US President Barack Obama’s visit to Kenya has attracted unprecedented attention.
Discussion has focused on whether he should be visiting the country at all; what he should (and should not) discuss; the political and economic implications of his trip; and the importance of who he will meet and where he will visit.
Some activists have argued that the US should have distanced itself from the Jubilee administration in protest at rampant corruption, human rights abuses and a narrowing of the political space. In turn, they cast Mr Obama’s visit as a defeat in a much longer war for human rights and good governance.
Other debates have been interwoven with threats. One student leader has suggested that some of his peers will commit suicide if the president fails to visit the University of Nairobi. Other citizens have threatened to hold a naked protest in response to the possibility that Mr Obama might question Kenya’s stance on homosexuality.
In reality, the most important conversations, for example, about what the two governments can do to strengthen Kenya’s counter-terrorism efforts, will likely take place behind closed doors. As a result, the real significance of the trip will long (and perhaps forever) remain obscured.
The majority of Kenyans are nevertheless pleased that “Cousin Barry” is visiting. However, for many, excitement is laced with frustration at the disruption to everyday lives that the visit will bring, as roads are closed and residents opt to stay at home or temporarily leave town.
President Obama’s visit has also highlighted the authorities’ awareness of Nairobi’s many problems. The national and county governments have evidently accepted that the president of the United States cannot sit in traffic, drive over a pothole and have his view marred by rubbish or street children.
The response: Obamacare.
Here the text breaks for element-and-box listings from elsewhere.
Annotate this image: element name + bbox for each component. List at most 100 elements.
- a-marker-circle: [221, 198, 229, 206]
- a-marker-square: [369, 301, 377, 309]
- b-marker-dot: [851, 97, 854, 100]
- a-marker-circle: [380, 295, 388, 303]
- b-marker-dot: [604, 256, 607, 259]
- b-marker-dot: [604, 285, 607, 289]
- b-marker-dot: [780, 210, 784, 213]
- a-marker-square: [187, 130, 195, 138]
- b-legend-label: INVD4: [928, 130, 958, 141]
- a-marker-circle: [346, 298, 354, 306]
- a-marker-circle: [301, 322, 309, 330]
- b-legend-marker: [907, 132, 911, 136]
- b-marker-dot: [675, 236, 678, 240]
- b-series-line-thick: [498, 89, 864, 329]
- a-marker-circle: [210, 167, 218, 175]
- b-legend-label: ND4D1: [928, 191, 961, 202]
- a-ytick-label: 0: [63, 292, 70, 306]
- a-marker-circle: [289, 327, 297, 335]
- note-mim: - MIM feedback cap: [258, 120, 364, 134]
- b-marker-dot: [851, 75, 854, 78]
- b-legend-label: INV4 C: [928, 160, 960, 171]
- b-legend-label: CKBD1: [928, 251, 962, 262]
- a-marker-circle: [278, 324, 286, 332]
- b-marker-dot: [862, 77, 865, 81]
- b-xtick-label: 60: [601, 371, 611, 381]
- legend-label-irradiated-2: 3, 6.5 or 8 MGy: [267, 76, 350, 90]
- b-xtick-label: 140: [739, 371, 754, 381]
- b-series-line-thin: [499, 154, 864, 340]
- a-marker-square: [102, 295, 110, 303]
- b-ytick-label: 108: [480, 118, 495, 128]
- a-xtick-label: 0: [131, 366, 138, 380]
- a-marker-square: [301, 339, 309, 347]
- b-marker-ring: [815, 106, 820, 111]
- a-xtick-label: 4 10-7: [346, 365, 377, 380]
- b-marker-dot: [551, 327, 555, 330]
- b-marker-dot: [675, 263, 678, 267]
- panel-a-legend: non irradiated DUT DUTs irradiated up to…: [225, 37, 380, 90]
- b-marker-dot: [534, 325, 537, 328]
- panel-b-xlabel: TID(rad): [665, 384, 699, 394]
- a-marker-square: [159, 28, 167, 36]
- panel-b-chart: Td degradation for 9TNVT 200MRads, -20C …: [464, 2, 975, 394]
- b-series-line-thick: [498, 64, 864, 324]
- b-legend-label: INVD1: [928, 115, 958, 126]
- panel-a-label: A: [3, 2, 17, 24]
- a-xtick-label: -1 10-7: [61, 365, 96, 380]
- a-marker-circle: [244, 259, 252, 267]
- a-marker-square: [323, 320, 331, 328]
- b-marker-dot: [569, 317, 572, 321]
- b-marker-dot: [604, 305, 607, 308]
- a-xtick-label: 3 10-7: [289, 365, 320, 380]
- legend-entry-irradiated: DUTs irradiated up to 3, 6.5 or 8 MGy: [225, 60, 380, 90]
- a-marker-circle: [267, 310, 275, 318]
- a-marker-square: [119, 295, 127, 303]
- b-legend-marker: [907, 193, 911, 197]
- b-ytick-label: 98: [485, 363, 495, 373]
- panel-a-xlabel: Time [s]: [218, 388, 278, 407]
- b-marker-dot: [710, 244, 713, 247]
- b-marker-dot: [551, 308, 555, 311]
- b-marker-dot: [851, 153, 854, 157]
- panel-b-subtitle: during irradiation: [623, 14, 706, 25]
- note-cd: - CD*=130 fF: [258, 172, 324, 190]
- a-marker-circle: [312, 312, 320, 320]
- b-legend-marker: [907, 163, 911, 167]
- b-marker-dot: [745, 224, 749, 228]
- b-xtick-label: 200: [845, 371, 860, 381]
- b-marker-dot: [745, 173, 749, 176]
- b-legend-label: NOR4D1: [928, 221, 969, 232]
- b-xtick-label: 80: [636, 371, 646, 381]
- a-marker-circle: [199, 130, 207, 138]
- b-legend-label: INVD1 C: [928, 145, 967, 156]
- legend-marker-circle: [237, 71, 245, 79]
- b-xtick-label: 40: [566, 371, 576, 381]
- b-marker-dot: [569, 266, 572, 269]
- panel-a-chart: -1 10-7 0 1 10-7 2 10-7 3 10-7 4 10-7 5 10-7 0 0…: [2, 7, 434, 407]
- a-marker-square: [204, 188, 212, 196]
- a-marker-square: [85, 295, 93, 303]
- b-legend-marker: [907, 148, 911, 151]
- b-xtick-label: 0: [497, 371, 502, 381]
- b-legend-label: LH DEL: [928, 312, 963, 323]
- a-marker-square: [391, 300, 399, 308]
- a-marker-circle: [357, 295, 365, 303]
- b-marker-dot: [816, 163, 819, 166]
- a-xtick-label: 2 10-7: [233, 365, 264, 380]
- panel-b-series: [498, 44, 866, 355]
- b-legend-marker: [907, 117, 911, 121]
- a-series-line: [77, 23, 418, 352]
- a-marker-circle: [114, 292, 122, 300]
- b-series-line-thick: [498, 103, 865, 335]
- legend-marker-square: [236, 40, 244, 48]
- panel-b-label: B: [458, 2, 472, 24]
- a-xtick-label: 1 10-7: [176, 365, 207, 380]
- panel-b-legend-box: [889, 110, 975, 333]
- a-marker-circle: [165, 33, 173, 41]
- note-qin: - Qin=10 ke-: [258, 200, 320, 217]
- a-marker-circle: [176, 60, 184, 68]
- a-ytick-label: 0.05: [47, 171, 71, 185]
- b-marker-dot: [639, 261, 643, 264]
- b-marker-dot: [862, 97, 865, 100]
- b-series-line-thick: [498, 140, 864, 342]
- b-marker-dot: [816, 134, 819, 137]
This is a quick-fix attempt to beautify the limited parts of the city the president will pass through, as selected roads are re-tarmacked, rubbish is cleared and lawn is “encouraged” to grow within days.
Wouldn’t it be nice, many lament, if the authorities made such an effort for ordinary tax-paying citizens, rather than for one man who will come and go within days.
Nairobi County’s defence: The beautification drive had already been planned, and Mr Obama’s visit just gave the authorities the “impetus” to start implementation.
More importantly, Mr Obama’s visit has highlighted what a friend recently referred to as the continuation of law as practised, rather than as legislated.
This comment was made in reference to the government’s recent crackdown on illegal alcohol, which followed a declaration by President Uhuru Kenyatta, rather than debates at the county level.
This was despite the fact that, according to the Constitution, “cultural activities, public entertainment and public amenities, including liquor licensing” are a function of county governments.
NOT A CRIME
I was reminded of this discussion last weekend when a friend was arrested on exiting a bar in Westlands last Sunday. The crime: being in a public place without an identity card. Yet, officially, this is not a crime.
There is no law that insists that citizens carry their ID cards at all times. Instead, the arrest followed a security directive to this effect, and an announcement that 15,000 officers were being deployed.
They included personnel from the General Service Unit, the Administration Police, the Kenya Forest Service, the Kenya Wildlife Service and the National Youth Service, and they were to patrol the capital’s streets and estates.
In a similar vein, the legal basis for last weekend’s rounding up of street children, and their subsequent transportation to a “rehabilitation centre”, remains unclear.
Such rule by directive is clearly problematic. As with other security operations, it is also undermined by corruption, as officers use it as an opportunity to harass citizens and raise additional income. My friend’s arrest was, thus, short-lived. He opted to pay the officers in question.
In short, preparations for President Obama’s visit have shone a light on various aspects of Kenyan politics. It has highlighted the schism between the government and some civil society organisations; the tendency of protesters to use shock tactics; the state of the country’s capital city and urban planning; the prevalence of rule by directives; and the threat that corruption poses to security efforts. Citizens and analysts will now just have to wait to see what agreements are reached during the actual visit, and with what implications.